In the all the reading I've done over the past several years as things within the Anglican Communion have gotten rockier, it seems that I've found that people are letting the media drive the story and overplay that we are all losing sight of the big goal of trying to keep the communion together. No, I'm not saying that folks are avoiding the issue; I know there are countless people who pray daily that a resolution can be found so that the church can be held together, or short of that at least be healed. Court battles, amicus briefs, and the "join this diocese -- our bishop isn't an abomination" statements are everywhere, and all I seem to see Rowan doing is trying to keep the extreme ends of the argument happy (or is the correct word pacified?) without paying much attention at all to what the middle wants: peace and unity.

Peace and unity -- two words that I fear won't be the end result of this conference. Gene will still be in England, preaching and lecturing in whatever churches welcome him; Spong and Tutu will be at Lambeth, fighting the good fight and working with their brother and sister bishops to keep the communion together.

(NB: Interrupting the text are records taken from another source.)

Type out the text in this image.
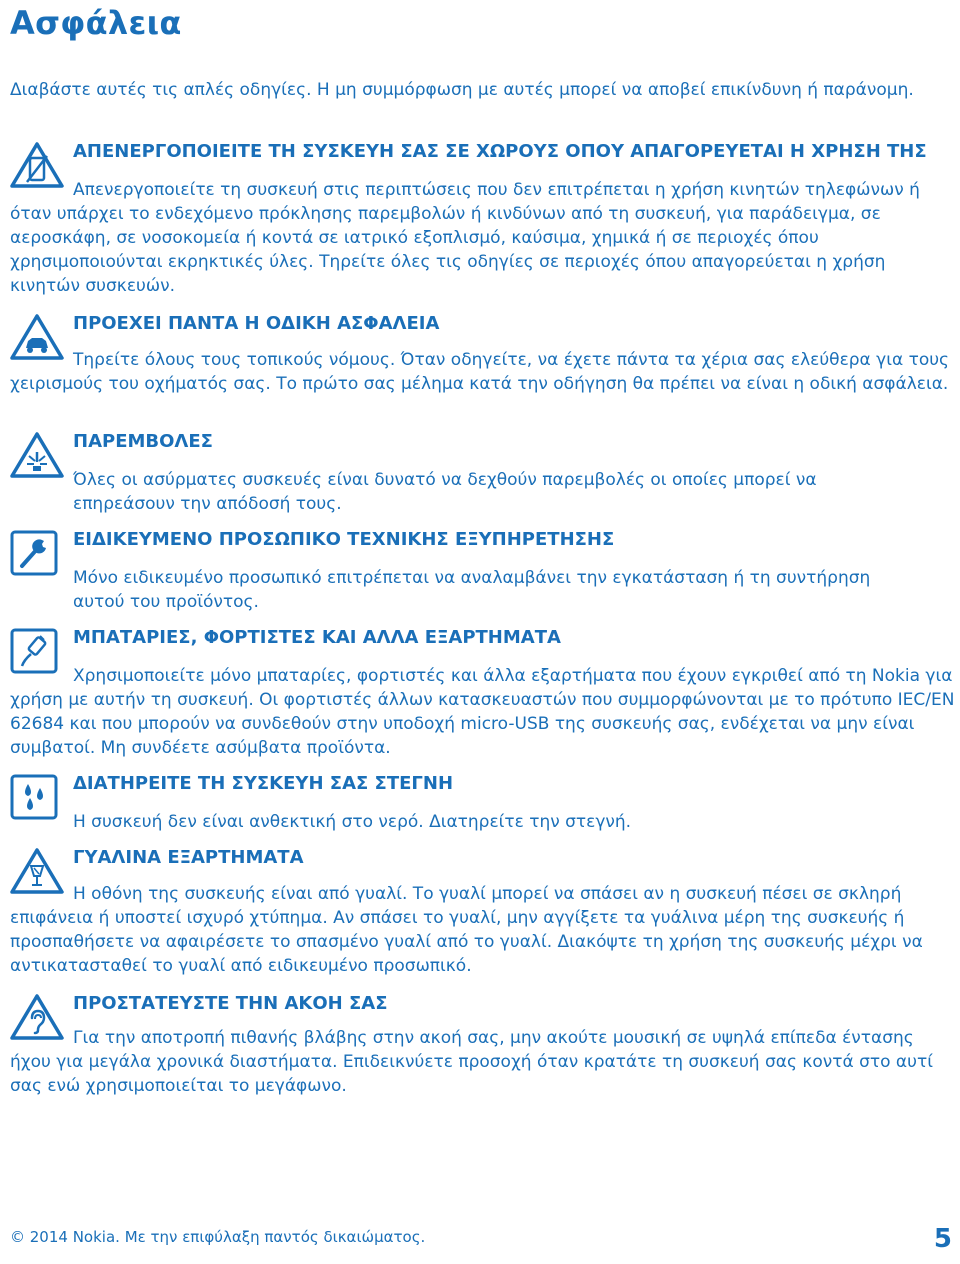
Ασφάλεια

Διαβάστε αυτές τις απλές οδηγίες. Η μη συμμόρφωση με αυτές μπορεί να αποβεί επικίνδυνη ή παράνομη.

ΑΠΕΝΕΡΓΟΠΟΙΕΙΤΕ ΤΗ ΣΥΣΚΕΥΗ ΣΑΣ ΣΕ ΧΩΡΟΥΣ ΟΠΟΥ ΑΠΑΓΟΡΕΥΕΤΑΙ Η ΧΡΗΣΗ ΤΗΣ

Απενεργοποιείτε τη συσκευή στις περιπτώσεις που δεν επιτρέπεται η χρήση κινητών τηλεφώνων ή όταν υπάρχει το ενδεχόμενο πρόκλησης παρεμβολών ή κινδύνων από τη συσκευή, για παράδειγμα, σε αεροσκάφη, σε νοσοκομεία ή κοντά σε ιατρικό εξοπλισμό, καύσιμα, χημικά ή σε περιοχές όπου χρησιμοποιούνται εκρηκτικές ύλες. Τηρείτε όλες τις οδηγίες σε περιοχές όπου απαγορεύεται η χρήση κινητών συσκευών.

ΠΡΟΕΧΕΙ ΠΑΝΤΑ Η ΟΔΙΚΗ ΑΣΦΑΛΕΙΑ

Τηρείτε όλους τους τοπικούς νόμους. Όταν οδηγείτε, να έχετε πάντα τα χέρια σας ελεύθερα για τους χειρισμούς του οχήματός σας. Το πρώτο σας μέλημα κατά την οδήγηση θα πρέπει να είναι η οδική ασφάλεια.

ΠΑΡΕΜΒΟΛΕΣ

Όλες οι ασύρματες συσκευές είναι δυνατό να δεχθούν παρεμβολές οι οποίες μπορεί να επηρεάσουν την απόδοσή τους.

ΕΙΔΙΚΕΥΜΕΝΟ ΠΡΟΣΩΠΙΚΟ ΤΕΧΝΙΚΗΣ ΕΞΥΠΗΡΕΤΗΣΗΣ

Μόνο ειδικευμένο προσωπικό επιτρέπεται να αναλαμβάνει την εγκατάσταση ή τη συντήρηση αυτού του προϊόντος.

ΜΠΑΤΑΡΙΕΣ, ΦΟΡΤΙΣΤΕΣ ΚΑΙ ΑΛΛΑ ΕΞΑΡΤΗΜΑΤΑ

Χρησιμοποιείτε μόνο μπαταρίες, φορτιστές και άλλα εξαρτήματα που έχουν εγκριθεί από τη Nokia για χρήση με αυτήν τη συσκευή. Οι φορτιστές άλλων κατασκευαστών που συμμορφώνονται με το πρότυπο IEC/EN 62684 και που μπορούν να συνδεθούν στην υποδοχή micro-USB της συσκευής σας, ενδέχεται να μην είναι συμβατοί. Μη συνδέετε ασύμβατα προϊόντα.

ΔΙΑΤΗΡΕΙΤΕ ΤΗ ΣΥΣΚΕΥΗ ΣΑΣ ΣΤΕΓΝΗ

Η συσκευή δεν είναι ανθεκτική στο νερό. Διατηρείτε την στεγνή.

ΓΥΑΛΙΝΑ ΕΞΑΡΤΗΜΑΤΑ

Η οθόνη της συσκευής είναι από γυαλί. Το γυαλί μπορεί να σπάσει αν η συσκευή πέσει σε σκληρή επιφάνεια ή υποστεί ισχυρό χτύπημα. Αν σπάσει το γυαλί, μην αγγίξετε τα γυάλινα μέρη της συσκευής ή προσπαθήσετε να αφαιρέσετε το σπασμένο γυαλί από το γυαλί. Διακόψτε τη χρήση της συσκευής μέχρι να αντικατασταθεί το γυαλί από ειδικευμένο προσωπικό.

ΠΡΟΣΤΑΤΕΥΣΤΕ ΤΗΝ ΑΚΟΗ ΣΑΣ

Για την αποτροπή πιθανής βλάβης στην ακοή σας, μην ακούτε μουσική σε υψηλά επίπεδα έντασης ήχου για μεγάλα χρονικά διαστήματα. Επιδεικνύετε προσοχή όταν κρατάτε τη συσκευή σας κοντά στο αυτί σας ενώ χρησιμοποιείται το μεγάφωνο.

© 2014 Nokia. Με την επιφύλαξη παντός δικαιώματος.	5
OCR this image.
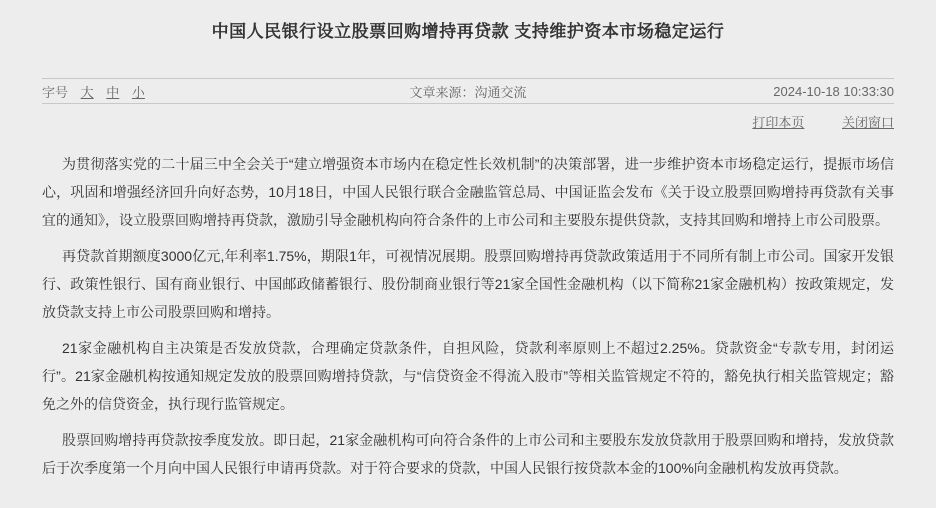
中国人民银行设立股票回购增持再贷款 支持维护资本市场稳定运行
字号 大 中 小	文章来源：沟通交流	2024-10-18 10:33:30
打印本页	关闭窗口

为贯彻落实党的二十届三中全会关于“建立增强资本市场内在稳定性长效机制”的决策部署，进一步维护资本市场稳定运行，提振市场信心，巩固和增强经济回升向好态势，10月18日，中国人民银行联合金融监管总局、中国证监会发布《关于设立股票回购增持再贷款有关事宜的通知》，设立股票回购增持再贷款，激励引导金融机构向符合条件的上市公司和主要股东提供贷款，支持其回购和增持上市公司股票。

再贷款首期额度3000亿元,年利率1.75%，期限1年，可视情况展期。股票回购增持再贷款政策适用于不同所有制上市公司。国家开发银行、政策性银行、国有商业银行、中国邮政储蓄银行、股份制商业银行等21家全国性金融机构（以下简称21家金融机构）按政策规定，发放贷款支持上市公司股票回购和增持。

21家金融机构自主决策是否发放贷款，合理确定贷款条件，自担风险，贷款利率原则上不超过2.25%。贷款资金“专款专用，封闭运行”。21家金融机构按通知规定发放的股票回购增持贷款，与“信贷资金不得流入股市”等相关监管规定不符的，豁免执行相关监管规定；豁免之外的信贷资金，执行现行监管规定。

股票回购增持再贷款按季度发放。即日起，21家金融机构可向符合条件的上市公司和主要股东发放贷款用于股票回购和增持，发放贷款后于次季度第一个月向中国人民银行申请再贷款。对于符合要求的贷款，中国人民银行按贷款本金的100%向金融机构发放再贷款。
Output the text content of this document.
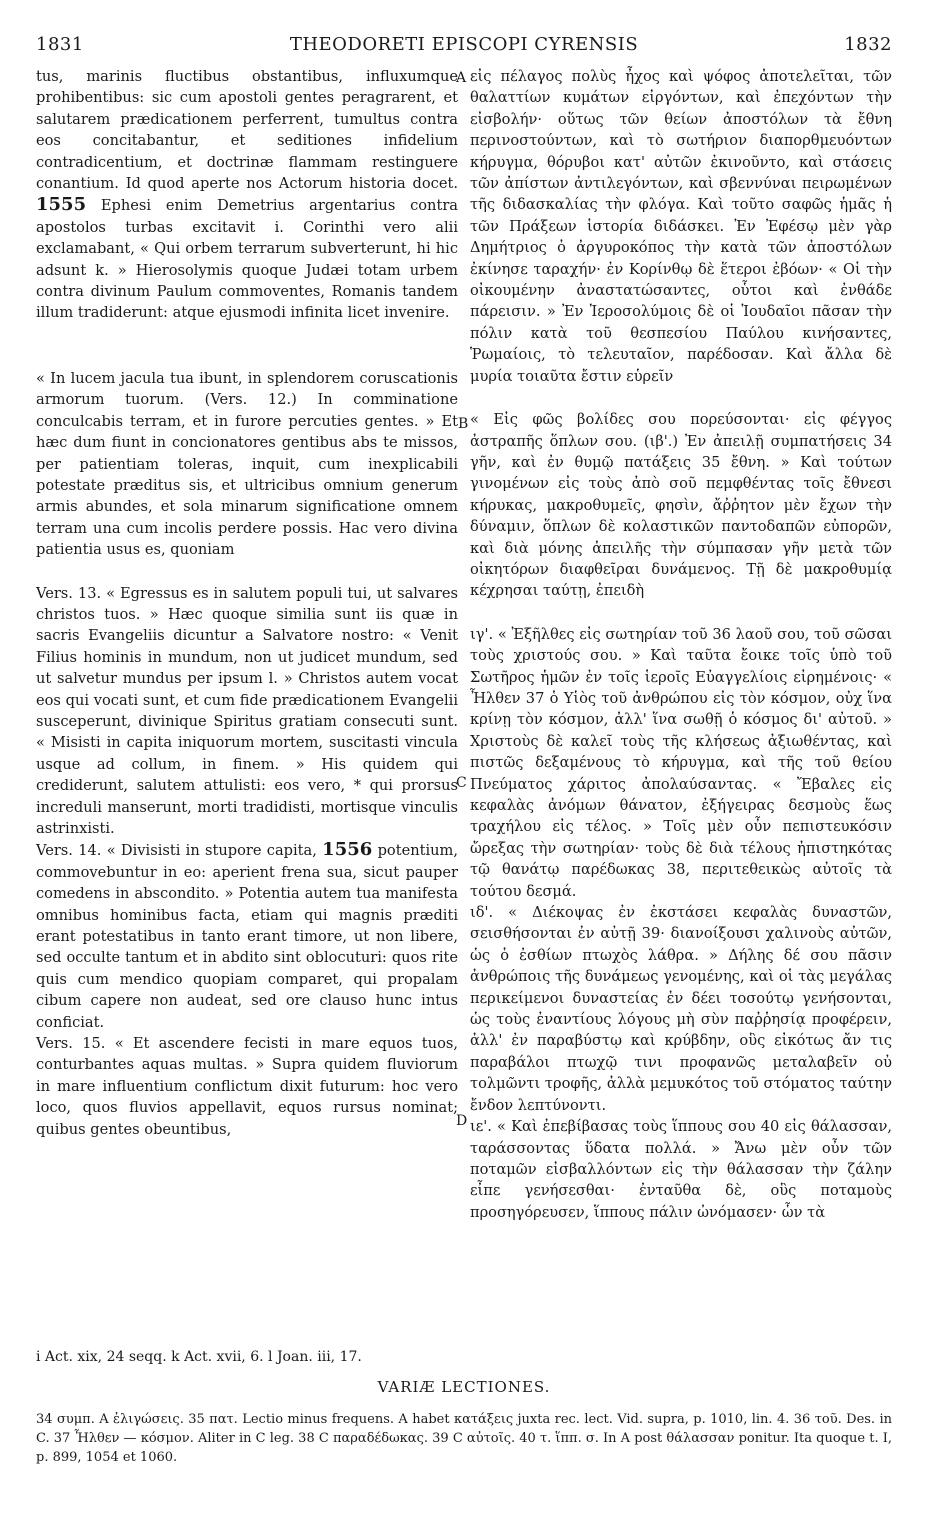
1831	THEODORETI EPISCOPI CYRENSIS	1832
A
B
C
D

tus, marinis fluctibus obstantibus, influxumque prohibentibus: sic cum apostoli gentes peragrarent, et salutarem prædicationem perferrent, tumultus contra eos concitabantur, et seditiones infidelium contradicentium, et doctrinæ flammam restinguere conantium. Id quod aperte nos Actorum historia docet. 1555 Ephesi enim Demetrius argentarius contra apostolos turbas excitavit i. Corinthi vero alii exclamabant, « Qui orbem terrarum subverterunt, hi hic adsunt k. » Hierosolymis quoque Judæi totam urbem contra divinum Paulum commoventes, Romanis tandem illum tradiderunt: atque ejusmodi infinita licet invenire.

« In lucem jacula tua ibunt, in splendorem coruscationis armorum tuorum. (Vers. 12.) In comminatione conculcabis terram, et in furore percuties gentes. » Et hæc dum fiunt in concionatores gentibus abs te missos, per patientiam toleras, inquit, cum inexplicabili potestate præditus sis, et ultricibus omnium generum armis abundes, et sola minarum significatione omnem terram una cum incolis perdere possis. Hac vero divina patientia usus es, quoniam

Vers. 13. « Egressus es in salutem populi tui, ut salvares christos tuos. » Hæc quoque similia sunt iis quæ in sacris Evangeliis dicuntur a Salvatore nostro: « Venit Filius hominis in mundum, non ut judicet mundum, sed ut salvetur mundus per ipsum l. » Christos autem vocat eos qui vocati sunt, et cum fide prædicationem Evangelii susceperunt, divinique Spiritus gratiam consecuti sunt. « Misisti in capita iniquorum mortem, suscitasti vincula usque ad collum, in finem. » His quidem qui crediderunt, salutem attulisti: eos vero, * qui prorsus increduli manserunt, morti tradidisti, mortisque vinculis astrinxisti.

Vers. 14. « Divisisti in stupore capita, 1556 potentium, commovebuntur in eo: aperient frena sua, sicut pauper comedens in abscondito. » Potentia autem tua manifesta omnibus hominibus facta, etiam qui magnis præditi erant potestatibus in tanto erant timore, ut non libere, sed occulte tantum et in abdito sint oblocuturi: quos rite quis cum mendico quopiam comparet, qui propalam cibum capere non audeat, sed ore clauso hunc intus conficiat.

Vers. 15. « Et ascendere fecisti in mare equos tuos, conturbantes aquas multas. » Supra quidem fluviorum in mare influentium conflictum dixit futurum: hoc vero loco, quos fluvios appellavit, equos rursus nominat; quibus gentes obeuntibus,

εἰς πέλαγος πολὺς ἦχος καὶ ψόφος ἀποτελεῖται, τῶν θαλαττίων κυμάτων εἰργόντων, καὶ ἐπεχόντων τὴν εἰσβολήν· οὕτως τῶν θείων ἀποστόλων τὰ ἔθνη περινοστούντων, καὶ τὸ σωτήριον διαπορθμευόντων κήρυγμα, θόρυβοι κατ' αὐτῶν ἐκινοῦντο, καὶ στάσεις τῶν ἀπίστων ἀντιλεγόντων, καὶ σβεννύναι πειρωμένων τῆς διδασκαλίας τὴν φλόγα. Καὶ τοῦτο σαφῶς ἡμᾶς ἡ τῶν Πράξεων ἱστορία διδάσκει. Ἐν Ἐφέσῳ μὲν γὰρ Δημήτριος ὁ ἀργυροκόπος τὴν κατὰ τῶν ἀποστόλων ἐκίνησε ταραχήν· ἐν Κορίνθῳ δὲ ἕτεροι ἐβόων· « Οἱ τὴν οἰκουμένην ἀναστατώσαντες, οὗτοι καὶ ἐνθάδε πάρεισιν. » Ἐν Ἱεροσολύμοις δὲ οἱ Ἰουδαῖοι πᾶσαν τὴν πόλιν κατὰ τοῦ θεσπεσίου Παύλου κινήσαντες, Ῥωμαίοις, τὸ τελευταῖον, παρέδοσαν. Καὶ ἄλλα δὲ μυρία τοιαῦτα ἔστιν εὑρεῖν

« Εἰς φῶς βολίδες σου πορεύσονται· εἰς φέγγος ἀστραπῆς ὅπλων σου. (ιβ'.) Ἐν ἀπειλῇ συμπατήσεις 34 γῆν, καὶ ἐν θυμῷ πατάξεις 35 ἔθνη. » Καὶ τούτων γινομένων εἰς τοὺς ἀπὸ σοῦ πεμφθέντας τοῖς ἔθνεσι κήρυκας, μακροθυμεῖς, φησὶν, ἄῤῥητον μὲν ἔχων τὴν δύναμιν, ὅπλων δὲ κολαστικῶν παντοδαπῶν εὐπορῶν, καὶ διὰ μόνης ἀπειλῆς τὴν σύμπασαν γῆν μετὰ τῶν οἰκητόρων διαφθεῖραι δυνάμενος. Τῇ δὲ μακροθυμίᾳ κέχρησαι ταύτῃ, ἐπειδὴ

ιγ'. « Ἐξῆλθες εἰς σωτηρίαν τοῦ 36 λαοῦ σου, τοῦ σῶσαι τοὺς χριστούς σου. » Καὶ ταῦτα ἔοικε τοῖς ὑπὸ τοῦ Σωτῆρος ἡμῶν ἐν τοῖς ἱεροῖς Εὐαγγελίοις εἰρημένοις· « Ἦλθεν 37 ὁ Υἱὸς τοῦ ἀνθρώπου εἰς τὸν κόσμον, οὐχ ἵνα κρίνῃ τὸν κόσμον, ἀλλ' ἵνα σωθῇ ὁ κόσμος δι' αὐτοῦ. » Χριστοὺς δὲ καλεῖ τοὺς τῆς κλήσεως ἀξιωθέντας, καὶ πιστῶς δεξαμένους τὸ κήρυγμα, καὶ τῆς τοῦ θείου Πνεύματος χάριτος ἀπολαύσαντας. « Ἔβαλες εἰς κεφαλὰς ἀνόμων θάνατον, ἐξήγειρας δεσμοὺς ἕως τραχήλου εἰς τέλος. » Τοῖς μὲν οὖν πεπιστευκόσιν ὤρεξας τὴν σωτηρίαν· τοὺς δὲ διὰ τέλους ἠπιστηκότας τῷ θανάτῳ παρέδωκας 38, περιτεθεικὼς αὐτοῖς τὰ τούτου δεσμά.

ιδ'. « Διέκοψας ἐν ἐκστάσει κεφαλὰς δυναστῶν, σεισθήσονται ἐν αὐτῇ 39· διανοίξουσι χαλινοὺς αὐτῶν, ὡς ὁ ἐσθίων πτωχὸς λάθρα. » Δήλης δέ σου πᾶσιν ἀνθρώποις τῆς δυνάμεως γενομένης, καὶ οἱ τὰς μεγάλας περικείμενοι δυναστείας ἐν δέει τοσούτῳ γενήσονται, ὡς τοὺς ἐναντίους λόγους μὴ σὺν παῤῥησίᾳ προφέρειν, ἀλλ' ἐν παραβύστῳ καὶ κρύβδην, οὓς εἰκότως ἄν τις παραβάλοι πτωχῷ τινι προφανῶς μεταλαβεῖν οὐ τολμῶντι τροφῆς, ἀλλὰ μεμυκότος τοῦ στόματος ταύτην ἔνδον λεπτύνοντι.

ιε'. « Καὶ ἐπεβίβασας τοὺς ἵππους σου 40 εἰς θάλασσαν, ταράσσοντας ὕδατα πολλά. » Ἄνω μὲν οὖν τῶν ποταμῶν εἰσβαλλόντων εἰς τὴν θάλασσαν τὴν ζάλην εἶπε γενήσεσθαι· ἐνταῦθα δὲ, οὓς ποταμοὺς προσηγόρευσεν, ἵππους πάλιν ὠνόμασεν· ὧν τὰ

i Act. xix, 24 seqq. k Act. xvii, 6. l Joan. iii, 17.
VARIÆ LECTIONES.
34 συμπ. A ἐλιγώσεις. 35 πατ. Lectio minus frequens. A habet κατάξεις juxta rec. lect. Vid. supra, p. 1010, lin. 4. 36 τοῦ. Des. in C. 37 Ἦλθεν — κόσμον. Aliter in C leg. 38 C παραδέδωκας. 39 C αὐτοῖς. 40 τ. ἵππ. σ. In A post θάλασσαν ponitur. Ita quoque t. I, p. 899, 1054 et 1060.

And in the meantime, I'll continue driving by a church building that should be a welcoming sight, but right now comes more and more to represent intolerance, fear, and a judgemental attitude towards a group -- a bishop -- that they refuse to accept. I suppose the next step will be removing the sign that says "The Episcopal Church welcomes you;" for many, "This Episcopal Church may welcome some of you" is much more accurate.

Lambeth may end with a photograph of smiling bishops -- but will God be smiling?